Failing to read text from image, says Empty page!!

2012-11-22
2012-11-26
  • Quan Nguyen
    Quan Nguyen
    2012-11-22

    Any OCR engine would have difficulty handling CAPTCHA.

    You may have better success rates after thresholding to gray or monochome and rescaling image to 300 DPI, and trying out with different page segmentation modes.

     
    Last edit: Quan Nguyen 2012-11-22
  • Hi Quan,

    Would you please tell me what is page segmentation mode?, any example that support.
    As seen the code we have only one eng.traineddata file available. Would this consider all font types (Arial, Times New Roman etc) and overlapped chars including Bold, Italic?
    Also let me know how to create traineddata file for any other languages or fonts.

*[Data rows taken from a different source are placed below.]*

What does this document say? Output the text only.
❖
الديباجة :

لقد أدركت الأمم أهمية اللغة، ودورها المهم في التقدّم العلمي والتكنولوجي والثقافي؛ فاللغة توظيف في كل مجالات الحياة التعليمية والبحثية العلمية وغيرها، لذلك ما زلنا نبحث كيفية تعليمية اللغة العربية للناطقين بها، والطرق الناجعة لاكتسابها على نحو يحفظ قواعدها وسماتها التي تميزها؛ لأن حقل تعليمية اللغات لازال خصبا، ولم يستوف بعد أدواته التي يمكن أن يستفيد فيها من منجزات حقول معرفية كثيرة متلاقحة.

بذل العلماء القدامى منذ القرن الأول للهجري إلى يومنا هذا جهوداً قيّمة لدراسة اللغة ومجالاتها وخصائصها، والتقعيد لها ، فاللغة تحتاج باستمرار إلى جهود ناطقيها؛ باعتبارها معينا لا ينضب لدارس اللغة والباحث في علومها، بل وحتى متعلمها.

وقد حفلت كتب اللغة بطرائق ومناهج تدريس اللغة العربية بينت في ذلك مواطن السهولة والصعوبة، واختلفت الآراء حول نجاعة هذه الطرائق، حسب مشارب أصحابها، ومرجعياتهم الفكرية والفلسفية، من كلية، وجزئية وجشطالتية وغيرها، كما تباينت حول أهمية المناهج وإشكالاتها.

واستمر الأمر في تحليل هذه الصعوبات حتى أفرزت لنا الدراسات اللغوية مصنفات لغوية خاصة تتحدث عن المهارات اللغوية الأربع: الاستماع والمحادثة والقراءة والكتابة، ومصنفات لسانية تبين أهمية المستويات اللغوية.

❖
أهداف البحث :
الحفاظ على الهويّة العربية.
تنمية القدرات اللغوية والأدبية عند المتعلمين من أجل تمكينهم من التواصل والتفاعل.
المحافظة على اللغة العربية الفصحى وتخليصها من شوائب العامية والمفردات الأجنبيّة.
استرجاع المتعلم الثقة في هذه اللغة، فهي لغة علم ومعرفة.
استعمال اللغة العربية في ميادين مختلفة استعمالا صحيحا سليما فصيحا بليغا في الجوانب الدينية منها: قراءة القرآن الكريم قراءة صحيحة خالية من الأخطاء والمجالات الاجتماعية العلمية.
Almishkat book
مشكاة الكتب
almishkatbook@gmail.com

    Appreciate your help on this.

    Regards,
    Lakshman

     
  • Quan Nguyen
    Quan Nguyen
    2012-11-26

    Hi Lakshman,

    You can check the project's documentation for info about PSM -- their names literally describe what each mode does.

    eng.traineddata covers basic fonts and styles. You can unpack the file or check Tesseract Wiki for details about the language data and the training process.

    http://code.google.com/p/tesseract-ocr/

    Regards,
    Quan